League of California Cities logoThe U.S. Supreme Court on April 12 issued a unanimous decision in Sheetz v. El Dorado County, a case involving development impact fees. The court found that such fees may violate the Fifth Amendment if they do not have an “essential nexus” to the government’s land use interest and “rough proportionality” to the development’s impact on that interest. It determined that impact fees are not exempt from these requirements merely because they are legislatively enacted.

Cal Cities filed an amicus brief with other local government associations in support of the county. Many cities — particularly in California — rely on these fees to pay for new roads and other public infrastructure and facilities related to new development.

Case background

The legal challenge arose after George Sheetz, an El Dorado County resident, sought a permit to build a small, prefabricated home on his rural residential lot. Sheetz had to pay a $23,420 traffic impact mitigation fee to obtain the permit.

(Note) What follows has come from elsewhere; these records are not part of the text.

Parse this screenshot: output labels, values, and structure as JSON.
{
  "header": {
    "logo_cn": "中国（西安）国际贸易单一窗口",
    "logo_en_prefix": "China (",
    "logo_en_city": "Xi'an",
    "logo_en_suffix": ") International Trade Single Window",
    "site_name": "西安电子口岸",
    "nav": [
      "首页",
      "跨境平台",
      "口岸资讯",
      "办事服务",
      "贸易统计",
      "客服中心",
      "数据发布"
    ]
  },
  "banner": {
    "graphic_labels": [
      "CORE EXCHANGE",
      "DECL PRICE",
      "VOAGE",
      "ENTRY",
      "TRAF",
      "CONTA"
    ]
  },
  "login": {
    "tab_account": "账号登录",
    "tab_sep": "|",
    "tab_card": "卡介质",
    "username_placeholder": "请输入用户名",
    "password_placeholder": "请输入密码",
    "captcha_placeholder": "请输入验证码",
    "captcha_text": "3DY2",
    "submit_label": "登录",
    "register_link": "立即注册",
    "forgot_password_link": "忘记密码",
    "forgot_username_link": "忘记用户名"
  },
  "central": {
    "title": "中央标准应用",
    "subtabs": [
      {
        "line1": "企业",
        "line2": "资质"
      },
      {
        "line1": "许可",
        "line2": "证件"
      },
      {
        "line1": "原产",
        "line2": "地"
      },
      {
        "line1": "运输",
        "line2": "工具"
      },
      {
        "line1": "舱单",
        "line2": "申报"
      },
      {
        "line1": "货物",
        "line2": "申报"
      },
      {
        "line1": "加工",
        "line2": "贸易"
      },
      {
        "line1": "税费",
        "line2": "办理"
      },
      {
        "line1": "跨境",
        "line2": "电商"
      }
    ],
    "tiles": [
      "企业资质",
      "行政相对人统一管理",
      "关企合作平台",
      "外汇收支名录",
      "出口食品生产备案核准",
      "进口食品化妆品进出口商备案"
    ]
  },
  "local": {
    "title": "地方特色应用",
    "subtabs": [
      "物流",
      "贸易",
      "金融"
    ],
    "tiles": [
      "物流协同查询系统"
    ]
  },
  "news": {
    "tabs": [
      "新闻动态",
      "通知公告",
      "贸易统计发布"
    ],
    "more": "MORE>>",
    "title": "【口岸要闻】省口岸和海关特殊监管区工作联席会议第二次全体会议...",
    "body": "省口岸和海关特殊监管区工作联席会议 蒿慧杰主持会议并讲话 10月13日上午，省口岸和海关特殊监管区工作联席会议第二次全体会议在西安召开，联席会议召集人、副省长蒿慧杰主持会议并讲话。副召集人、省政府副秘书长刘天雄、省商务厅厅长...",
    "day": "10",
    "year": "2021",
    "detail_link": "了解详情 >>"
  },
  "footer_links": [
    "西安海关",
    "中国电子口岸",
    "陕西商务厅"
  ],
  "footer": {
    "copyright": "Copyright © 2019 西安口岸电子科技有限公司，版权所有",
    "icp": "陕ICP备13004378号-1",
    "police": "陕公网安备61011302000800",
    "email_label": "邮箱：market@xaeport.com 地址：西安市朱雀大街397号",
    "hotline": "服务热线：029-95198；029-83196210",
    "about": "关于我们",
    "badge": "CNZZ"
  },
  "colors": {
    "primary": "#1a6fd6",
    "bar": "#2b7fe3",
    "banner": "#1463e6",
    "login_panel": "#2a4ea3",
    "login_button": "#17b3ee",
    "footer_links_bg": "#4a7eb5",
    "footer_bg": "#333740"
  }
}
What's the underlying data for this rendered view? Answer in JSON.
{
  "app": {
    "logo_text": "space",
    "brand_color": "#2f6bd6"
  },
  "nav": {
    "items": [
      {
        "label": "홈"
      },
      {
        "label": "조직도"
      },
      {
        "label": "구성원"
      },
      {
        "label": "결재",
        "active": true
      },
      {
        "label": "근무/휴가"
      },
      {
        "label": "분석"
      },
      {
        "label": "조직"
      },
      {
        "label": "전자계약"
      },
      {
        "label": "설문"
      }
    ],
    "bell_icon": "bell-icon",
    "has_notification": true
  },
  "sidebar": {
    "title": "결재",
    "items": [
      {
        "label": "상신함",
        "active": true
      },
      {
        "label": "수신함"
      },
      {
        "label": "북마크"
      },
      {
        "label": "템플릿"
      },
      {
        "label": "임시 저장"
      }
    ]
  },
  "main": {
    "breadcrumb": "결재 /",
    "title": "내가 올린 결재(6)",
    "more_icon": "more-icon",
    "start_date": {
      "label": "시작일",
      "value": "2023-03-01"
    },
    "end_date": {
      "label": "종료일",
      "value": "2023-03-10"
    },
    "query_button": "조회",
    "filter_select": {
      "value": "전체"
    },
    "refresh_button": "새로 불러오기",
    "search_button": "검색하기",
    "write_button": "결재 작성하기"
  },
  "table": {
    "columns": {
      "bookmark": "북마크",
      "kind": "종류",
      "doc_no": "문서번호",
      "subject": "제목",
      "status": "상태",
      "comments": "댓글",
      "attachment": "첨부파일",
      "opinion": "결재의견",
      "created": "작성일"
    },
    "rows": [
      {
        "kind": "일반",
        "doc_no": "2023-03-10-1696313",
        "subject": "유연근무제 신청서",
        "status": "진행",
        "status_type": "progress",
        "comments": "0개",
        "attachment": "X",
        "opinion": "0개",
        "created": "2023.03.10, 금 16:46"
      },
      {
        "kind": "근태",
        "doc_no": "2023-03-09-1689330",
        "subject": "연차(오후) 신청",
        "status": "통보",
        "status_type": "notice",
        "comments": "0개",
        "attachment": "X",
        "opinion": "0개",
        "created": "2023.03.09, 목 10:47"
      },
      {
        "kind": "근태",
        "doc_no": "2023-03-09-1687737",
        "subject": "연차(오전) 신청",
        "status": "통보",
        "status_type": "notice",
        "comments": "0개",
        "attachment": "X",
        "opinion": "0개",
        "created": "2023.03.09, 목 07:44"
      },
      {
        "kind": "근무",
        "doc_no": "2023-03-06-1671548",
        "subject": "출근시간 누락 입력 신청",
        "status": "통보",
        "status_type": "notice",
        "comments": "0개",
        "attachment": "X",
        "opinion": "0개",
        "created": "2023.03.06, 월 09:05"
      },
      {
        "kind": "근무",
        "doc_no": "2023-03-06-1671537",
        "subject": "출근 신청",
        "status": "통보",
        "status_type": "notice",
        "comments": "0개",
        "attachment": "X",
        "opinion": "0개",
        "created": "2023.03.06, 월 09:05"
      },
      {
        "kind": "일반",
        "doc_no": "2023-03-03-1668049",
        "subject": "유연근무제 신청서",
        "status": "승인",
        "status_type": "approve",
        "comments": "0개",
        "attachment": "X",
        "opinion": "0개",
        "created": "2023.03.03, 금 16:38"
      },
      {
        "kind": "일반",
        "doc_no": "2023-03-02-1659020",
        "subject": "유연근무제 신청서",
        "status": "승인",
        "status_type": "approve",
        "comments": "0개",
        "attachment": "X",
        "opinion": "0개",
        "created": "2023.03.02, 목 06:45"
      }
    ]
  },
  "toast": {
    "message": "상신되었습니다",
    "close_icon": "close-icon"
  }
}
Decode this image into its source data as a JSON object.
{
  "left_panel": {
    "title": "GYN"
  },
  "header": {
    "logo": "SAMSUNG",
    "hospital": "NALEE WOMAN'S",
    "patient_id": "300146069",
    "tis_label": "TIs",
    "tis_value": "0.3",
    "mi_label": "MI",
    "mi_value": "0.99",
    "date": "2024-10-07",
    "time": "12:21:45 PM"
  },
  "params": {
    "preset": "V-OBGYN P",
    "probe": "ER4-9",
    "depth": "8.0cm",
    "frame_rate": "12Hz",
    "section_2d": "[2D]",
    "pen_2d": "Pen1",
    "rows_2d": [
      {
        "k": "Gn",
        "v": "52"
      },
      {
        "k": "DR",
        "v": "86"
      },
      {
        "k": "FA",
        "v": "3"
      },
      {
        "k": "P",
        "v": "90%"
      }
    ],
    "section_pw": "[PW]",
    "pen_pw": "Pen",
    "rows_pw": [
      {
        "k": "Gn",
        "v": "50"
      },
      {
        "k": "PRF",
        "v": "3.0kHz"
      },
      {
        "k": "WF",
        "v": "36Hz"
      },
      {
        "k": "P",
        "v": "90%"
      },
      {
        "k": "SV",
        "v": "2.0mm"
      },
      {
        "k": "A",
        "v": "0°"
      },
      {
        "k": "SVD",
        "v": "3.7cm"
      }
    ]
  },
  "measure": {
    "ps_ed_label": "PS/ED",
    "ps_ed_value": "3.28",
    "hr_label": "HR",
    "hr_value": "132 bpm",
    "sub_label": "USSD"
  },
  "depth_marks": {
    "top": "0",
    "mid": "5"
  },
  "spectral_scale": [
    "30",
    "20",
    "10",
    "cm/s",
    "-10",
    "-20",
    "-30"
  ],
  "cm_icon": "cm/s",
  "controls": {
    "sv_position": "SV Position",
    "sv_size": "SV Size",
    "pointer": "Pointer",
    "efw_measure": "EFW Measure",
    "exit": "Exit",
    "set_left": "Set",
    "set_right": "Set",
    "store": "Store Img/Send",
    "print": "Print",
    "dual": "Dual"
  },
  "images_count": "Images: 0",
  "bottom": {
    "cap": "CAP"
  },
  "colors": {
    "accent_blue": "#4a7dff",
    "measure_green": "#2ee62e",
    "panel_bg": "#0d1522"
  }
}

Sheetz paid the fee under protest and then challenged it in state court. He claimed that conditioning the building permit on a traffic impact fee was an unlawful “exaction” — a violation of the Fifth Amendment’s Takings Clause. The provision requires public agencies to provide owners with “just compensation” when seizing their property for public use. It also prohibits agencies from imposing unconstitutional conditions on land-use permits.

According to Sheetz, prior federal court decisions required the county’s impact fee to have an essential nexus to a government land use purpose and be roughly proportional to the development impacts. He argued the county had to make an individualized determination that the fee amount was necessary to offset traffic congestion caused by his property’s development.

A state court rejected the claim, relying on precedent from the California Supreme Court. It found the nexus and rough proportionality requirement only applied to permit conditions imposed on an ad hoc basis — not fees imposed on a broad class of property owners through legislative action. The U.S. Supreme Court granted a review of the case last fall.

What did the Cal Cities brief say?

Cal Cities and other local government associations argued that limiting a new development’s contribution to public infrastructure would unfairly burden taxpayers, who already fund the infrastructure. It further explained that impact fees are a critical means to recoup some of the costs associated with the infrastructure. The brief also argued that legislatively enacted development impact fees are not equivalent to eminent domain and thus are not a “taking” under the Fifth Amendment.

Supreme Court decision

The Supreme Court recognized the state’s authority to regulate land use and condition a building permit to further a “legitimate police-power purpose.” However, it noted that withholding or conditioning a building permit for unrelated reasons amounts to “extortion.” The court outlined a two-part test developed through case law to address potential abuse of the permitting process.

“First, the permit conditions must have an ‘essential nexus’ to the government’s land use interest, ensuring that the government is acting to further its stated purpose, not leveraging its permitting monopoly to exact private property without paying for it,” wrote Justice Amy Coney Barrett for the court. “Second, permit conditions must have ‘rough proportionality’ to the development’s impact on the land-use interest and may not require a landowner to give up (or pay) more than is necessary to mitigate harms resulting from new development.”

The Supreme Court noted that nothing in constitutional text, history, or precedent supported exempting legislatively enacted fees from such review. The court did not determine the validity of the county’s impact fee in this case, or the degree of specificity required when tailoring an impact fee. Instead, it sent the case back to the state court for further proceedings.

Members of the Cal Cities City Attorneys Department are meeting to discuss this case and its impacts on cities. Cities with questions about the specific impact of the case should consult their city attorney.